Yea I have the most docile group of Polish, my last 6. One needs to be held for a minute before she'll go roost. Silly bird!


----------



## Artemis_MA (Apr 20, 2014)

jthorton, your images are so very helpful! thanks!


----------



## jthornton (May 16, 2018)

Artemis_MA said:


> jthorton, your images are so very helpful! thanks!


Your welcome. Here is one of the water tube in the brooder. As they grow I loosen the hose clamp and raise the water tube up.

JT


----------



## minicoopers (May 22, 2018)

Hi - do you put feed and water in the coop or is it only outside? I'm getting a coop later this week and tight now, they have access to food/water all the time.


----------



## boskelli1571 (Oct 30, 2017)

minicoopers said:


> Hi - do you put feed and water in the coop or is it only outside? I'm getting a coop later this week and tight now, they have access to food/water all the time.

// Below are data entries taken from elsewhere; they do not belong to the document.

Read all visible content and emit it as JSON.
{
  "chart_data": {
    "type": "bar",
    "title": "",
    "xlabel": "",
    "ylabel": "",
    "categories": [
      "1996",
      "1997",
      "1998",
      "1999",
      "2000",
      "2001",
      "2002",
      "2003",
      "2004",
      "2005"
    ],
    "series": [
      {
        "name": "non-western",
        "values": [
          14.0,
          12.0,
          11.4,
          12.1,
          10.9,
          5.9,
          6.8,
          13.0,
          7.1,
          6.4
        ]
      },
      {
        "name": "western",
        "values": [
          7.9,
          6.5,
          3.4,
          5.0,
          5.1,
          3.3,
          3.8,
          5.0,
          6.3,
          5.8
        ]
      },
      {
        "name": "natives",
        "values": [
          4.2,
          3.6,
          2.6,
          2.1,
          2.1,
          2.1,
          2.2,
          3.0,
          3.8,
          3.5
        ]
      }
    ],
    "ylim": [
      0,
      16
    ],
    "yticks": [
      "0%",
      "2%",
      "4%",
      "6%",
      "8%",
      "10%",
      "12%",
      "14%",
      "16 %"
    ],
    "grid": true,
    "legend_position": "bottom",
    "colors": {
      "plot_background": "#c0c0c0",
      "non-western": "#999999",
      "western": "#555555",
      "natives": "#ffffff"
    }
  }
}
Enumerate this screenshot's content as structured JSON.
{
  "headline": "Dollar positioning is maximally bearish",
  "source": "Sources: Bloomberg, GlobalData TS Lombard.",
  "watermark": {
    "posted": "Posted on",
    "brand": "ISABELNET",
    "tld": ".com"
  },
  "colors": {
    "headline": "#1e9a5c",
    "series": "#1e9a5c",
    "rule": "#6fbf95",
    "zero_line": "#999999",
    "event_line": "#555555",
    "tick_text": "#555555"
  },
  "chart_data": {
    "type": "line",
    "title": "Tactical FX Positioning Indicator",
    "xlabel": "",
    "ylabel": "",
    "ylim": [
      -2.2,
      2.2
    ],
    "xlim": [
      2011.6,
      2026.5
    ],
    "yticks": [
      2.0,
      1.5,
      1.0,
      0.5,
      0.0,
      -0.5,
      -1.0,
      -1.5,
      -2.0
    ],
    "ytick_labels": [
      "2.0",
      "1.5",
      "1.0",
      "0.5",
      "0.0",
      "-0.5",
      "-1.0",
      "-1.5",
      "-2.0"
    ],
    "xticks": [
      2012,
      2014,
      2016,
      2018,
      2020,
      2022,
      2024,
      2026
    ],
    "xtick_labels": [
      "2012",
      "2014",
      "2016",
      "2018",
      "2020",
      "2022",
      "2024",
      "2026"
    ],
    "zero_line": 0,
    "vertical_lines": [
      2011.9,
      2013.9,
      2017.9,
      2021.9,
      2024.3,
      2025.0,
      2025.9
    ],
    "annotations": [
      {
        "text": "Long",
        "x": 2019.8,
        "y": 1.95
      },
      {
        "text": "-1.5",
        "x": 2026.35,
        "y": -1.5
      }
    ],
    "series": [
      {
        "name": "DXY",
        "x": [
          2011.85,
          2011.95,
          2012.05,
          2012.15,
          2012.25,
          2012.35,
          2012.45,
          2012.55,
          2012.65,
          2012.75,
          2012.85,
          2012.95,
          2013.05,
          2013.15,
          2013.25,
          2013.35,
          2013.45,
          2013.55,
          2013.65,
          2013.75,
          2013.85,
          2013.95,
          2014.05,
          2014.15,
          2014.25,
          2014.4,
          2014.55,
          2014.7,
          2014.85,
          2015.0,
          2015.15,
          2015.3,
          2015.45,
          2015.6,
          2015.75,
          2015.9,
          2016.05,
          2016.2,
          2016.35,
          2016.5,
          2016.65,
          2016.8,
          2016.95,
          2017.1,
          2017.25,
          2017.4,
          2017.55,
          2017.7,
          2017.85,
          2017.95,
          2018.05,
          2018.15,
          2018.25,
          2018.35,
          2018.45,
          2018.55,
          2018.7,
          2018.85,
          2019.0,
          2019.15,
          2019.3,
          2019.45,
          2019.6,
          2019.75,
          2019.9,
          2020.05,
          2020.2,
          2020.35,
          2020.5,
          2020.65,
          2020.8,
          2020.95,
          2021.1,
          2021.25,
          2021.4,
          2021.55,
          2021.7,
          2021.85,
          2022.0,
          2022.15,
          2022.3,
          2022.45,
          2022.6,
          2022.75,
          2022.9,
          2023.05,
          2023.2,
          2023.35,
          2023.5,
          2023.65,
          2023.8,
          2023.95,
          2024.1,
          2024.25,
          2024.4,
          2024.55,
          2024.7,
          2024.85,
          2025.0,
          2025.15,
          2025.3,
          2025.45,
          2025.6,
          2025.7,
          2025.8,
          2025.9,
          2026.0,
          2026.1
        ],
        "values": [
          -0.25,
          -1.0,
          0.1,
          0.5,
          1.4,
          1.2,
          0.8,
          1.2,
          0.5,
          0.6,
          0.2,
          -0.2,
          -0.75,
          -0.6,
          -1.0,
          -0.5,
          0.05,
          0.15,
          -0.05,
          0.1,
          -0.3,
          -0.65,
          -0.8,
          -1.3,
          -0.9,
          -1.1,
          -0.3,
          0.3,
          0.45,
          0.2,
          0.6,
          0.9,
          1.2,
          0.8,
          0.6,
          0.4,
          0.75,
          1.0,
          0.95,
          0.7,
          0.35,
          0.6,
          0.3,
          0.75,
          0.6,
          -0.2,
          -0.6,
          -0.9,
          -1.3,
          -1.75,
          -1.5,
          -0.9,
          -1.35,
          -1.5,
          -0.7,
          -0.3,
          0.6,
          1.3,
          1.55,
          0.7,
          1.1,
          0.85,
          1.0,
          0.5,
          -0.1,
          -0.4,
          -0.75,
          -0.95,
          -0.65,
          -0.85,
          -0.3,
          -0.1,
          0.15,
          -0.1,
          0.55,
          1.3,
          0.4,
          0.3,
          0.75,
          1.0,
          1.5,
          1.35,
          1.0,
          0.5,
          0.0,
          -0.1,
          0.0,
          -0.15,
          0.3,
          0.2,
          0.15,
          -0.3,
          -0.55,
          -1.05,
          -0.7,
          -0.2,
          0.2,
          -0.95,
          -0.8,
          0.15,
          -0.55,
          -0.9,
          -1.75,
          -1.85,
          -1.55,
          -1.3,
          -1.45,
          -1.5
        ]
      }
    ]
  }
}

I always keep the water outside the coop otherwise they will bump and spill or it will leak into the bedding. Damp bedding = respiratory problems. They will be fine overnight w/o it as long as you get them up and out in the morning


----------



## chickenqueen (Jan 9, 2016)

In the cold months,really cold/snowy months,I keep both in the coop because they spend more time in there.The rest of the year,it's outside in the front yard because they spend more time there but June-Sept I keep water in the coop because it gets really warm in there.Plus,moving the food/water sources helps in rodent control by removing their food/water sources,too.When I move them,I put poison down where it was and that's the rodents' new food source.........


----------



## seminole wind (Aug 22, 2015)

boskelli1571 said:


> I always keep the water outside the coop otherwise they will bump and spill or it will leak into the bedding. Damp bedding = respiratory problems. They will be fine overnight w/o it as long as you get them up and out in the morning


I cover up all my feeders at around 5pm. And have bait stations. It really makes a difference to have no grain available at night including spillage.


----------



## Sylie (May 4, 2018)

jthornton said:


> Vertical nipple water buckets are my favorite. That's an old photo I now have landscaping blocks around it with pea gravel under the bucket so no muddy mess. I even use a vertical nipple in a 2" pvc pipe for the chicks.
> 
> JT


My chickens don't understand the nipple waterer, they peck and then watch the drop fall and hit the floor repeatedly, it's just a messy toy. I tried taking out their regular water bowl and leaving them to figure it out but after 2 days of not drinking, they were not in great shape so I gave them their water bowl back and they drank the whole thing in a matter of minutes. My ducks would have nothing to do with it, period. They would drink from the swimming pool and then refused to eat because they had no water to wash it down with.


----------



## seminole wind (Aug 22, 2015)

I think that successful water nipple drinking starts very early.


----------



## Sylie (May 4, 2018)

seminolewind said:


> I think that successful water nipple drinking starts very early.


probably so, next time I get chickens () maybe I'll start them off with something like that


----------



## boskelli1571 (Oct 30, 2017)

seminolewind said:


> I think that successful water nipple drinking starts very early.


I tend to agree. I bought drinking cups, set it all up etc. They drink from the cups but have no clue how to refill them - I have shown them several times, but I think they assume that's what I'm there for......


----------